Por incrível que pareça, são os próprios políticos que, em sua grande maioria contribuem para que o descrédito neles só aumente. Exemplo disso é um vídeo postado no Instagram de um colega blogueiro, no qual o deputado federal Coronel Meira diz achar que o partido dele (o PL) não terá candidato a governador, além de dizer que sua legenda não apoiará nenhum dos candidatos que aí estão (referindo-se a João Campos e Raquel Lyra) por serem estes “muito ruins”.
Ora, convenhamos! A “justificativa” do referido parlamentar não se sustenta e não é séria, além de ser antidemocrática e prejudicial ao eleitor que não vai querer votar nos nomes acima citados e até mesmo prejudicial ao próprio partido dele.. Por quê dizemos isso? É porque, primeiro: os nomes mais bem colocados nas pesquisas (João e Raquel) não são nem melhores nem piores do que o Coronel Meira e seu Partido; são apenas diferentes, em algum aspecto. Segundo, porque a democracia pressupõe a que os partidos disponibilizem ao eleitorado, candidatos como opção de escolha, como lhe aprouver.

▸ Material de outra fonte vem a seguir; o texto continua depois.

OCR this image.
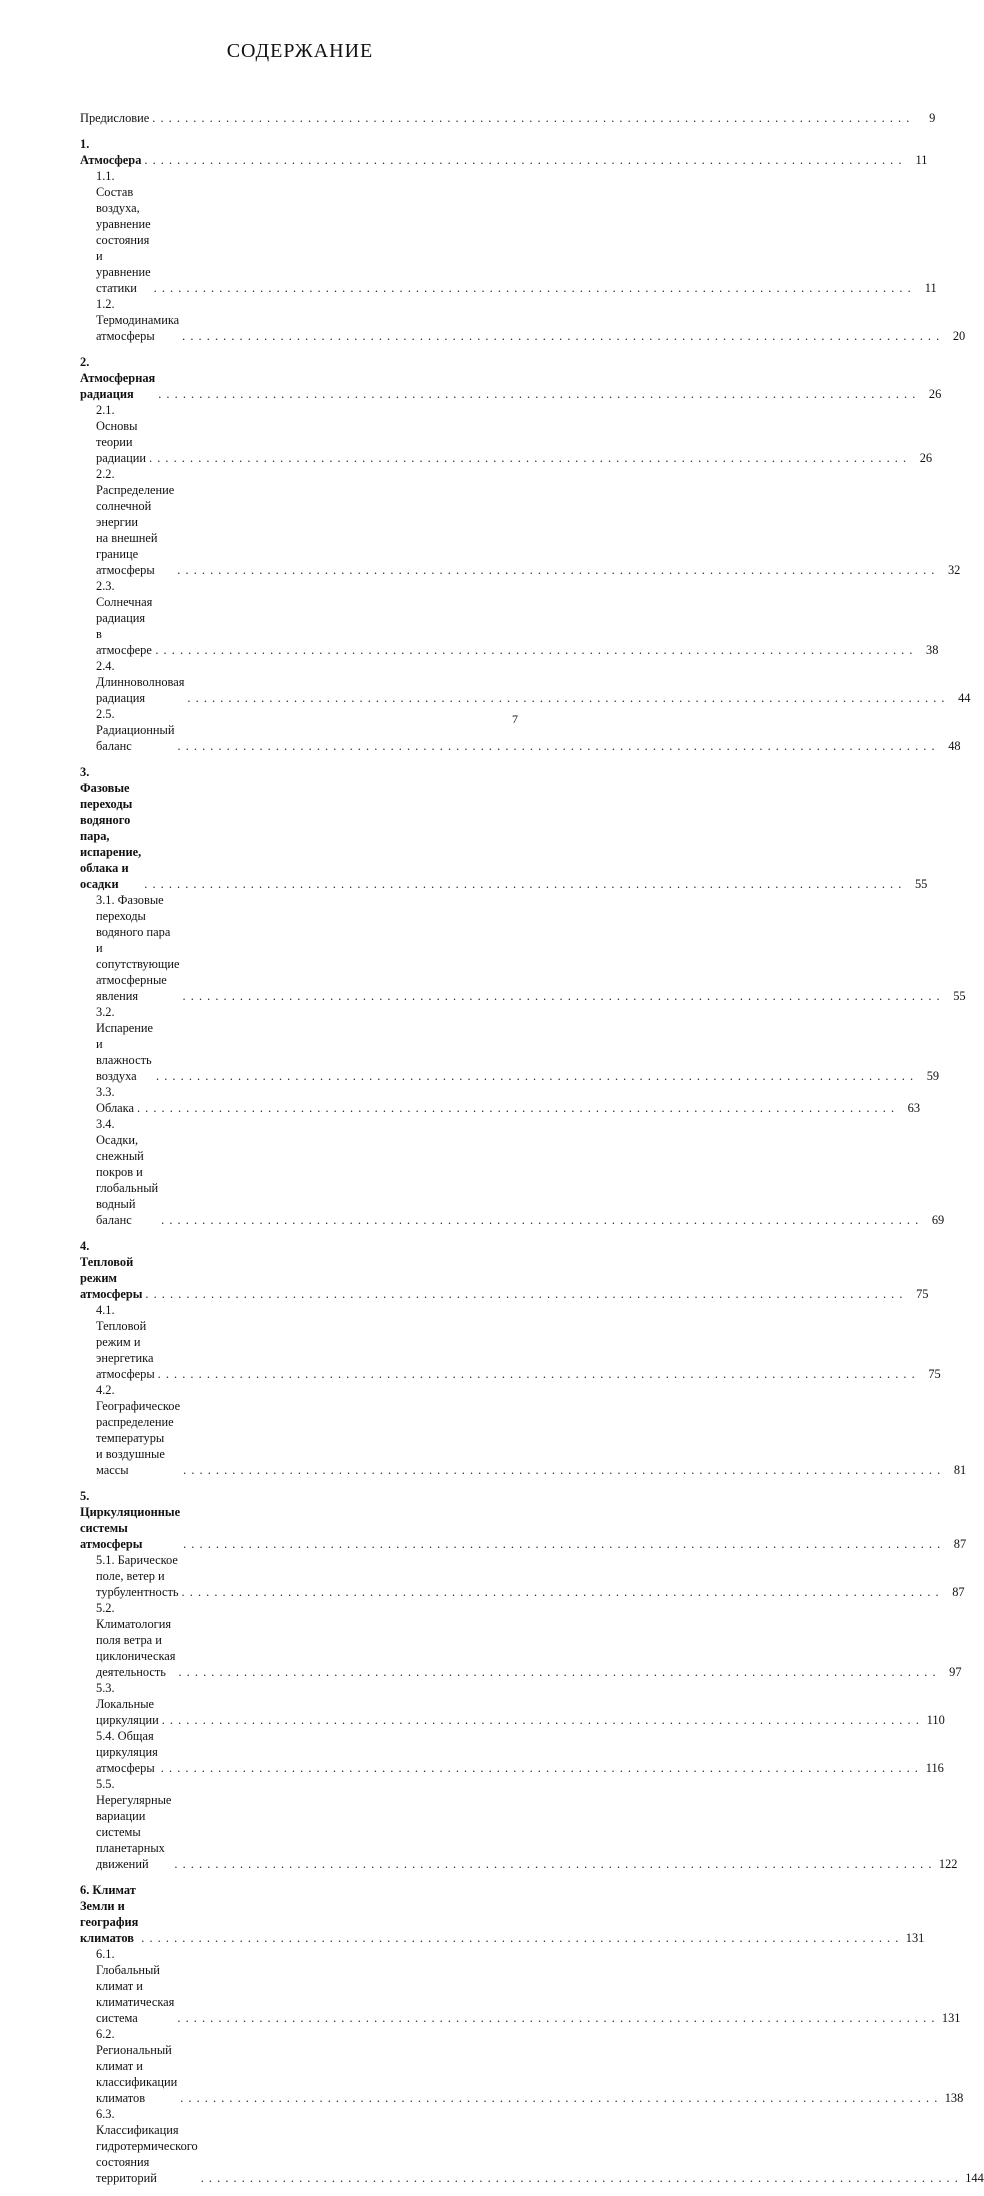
СОДЕРЖАНИЕ
Предисловие . . .	9
1. Атмосфера . . .	11
1.1. Состав воздуха, уравнение состояния и уравнение статики . . .	11
1.2. Термодинамика атмосферы . . .	20
2. Атмосферная радиация . . .	26
2.1. Основы теории радиации . . .	26
2.2. Распределение солнечной энергии
на внешней границе атмосферы . . .	32
2.3. Солнечная радиация в атмосфере . . .	38
2.4. Длинноволновая радиация . . .	44
2.5. Радиационный баланс . . .	48
3. Фазовые переходы водяного пара, испарение,
облака и осадки . . .	55
3.1. Фазовые переходы водяного пара
и сопутствующие атмосферные явления . . .	55
3.2. Испарение и влажность воздуха . . .	59
3.3. Облака . . .	63
3.4. Осадки, снежный покров и глобальный водный баланс . . .	69
4. Тепловой режим атмосферы . . .	75
4.1. Тепловой режим и энергетика атмосферы . . .	75
4.2. Географическое распределение температуры
и воздушные массы . . .	81
5. Циркуляционные системы атмосферы . . .	87
5.1. Барическое поле, ветер и турбулентность . . .	87
5.2. Климатология поля ветра и циклоническая деятельность . . .	97
5.3. Локальные циркуляции . . .	110
5.4. Общая циркуляция атмосферы . . .	116
5.5. Нерегулярные вариации системы планетарных движений . . .	122
6. Климат Земли и география климатов . . .	131
6.1. Глобальный климат и климатическая система . . .	131
6.2. Региональный климат и классификации климатов . . .	138
6.3. Классификация гидротермического состояния территорий . . .	144
7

Por último, a afirmativa de Meira, caso represente o pensamento de seu partido, estaria em desserviço à própria legenda, na medida em que, mesmo que não seja bem-sucedida (e tudo indica que realmente não seria), colocaria em evidência os quadros mais expressivos do PL, em Pernambuco e aí sim, teria chances de fortalecer a legenda, com a eleição de uma bancada possivelmente expressiva, a níveis federal e estadual.
Sugerir que o eleitor não vote em candidatos a governador (porque seriam “muito ruins”), é feio e não condiz com a postura esperada de um parlamentar federal que preconiza e apregoa a democracia.
Na verdade, deveria o deputado Coronel Meire dizer que, o PL não lançará candidato a governador, porque está dividido, no Estado, entre o grupo dos Ferreira e o grupo que apoia o ex-ministro Gilson Machado. Não deve entrar numa aventura dessas, para obter desempenho pífio, muito pior do que obteve em 2022. Mas bem que Meira poderia ele próprio defender uma candidatura a governador, com perfil de centro-direita, cujo mote de campanha fosse fugir da polarização (que aí está) burra e prejudicial aos interesses do povo de Pernambuco e do Brasil. Aí, seu partido se apresentaria como legenda de perfil democrático, eivado de princípios republicanos.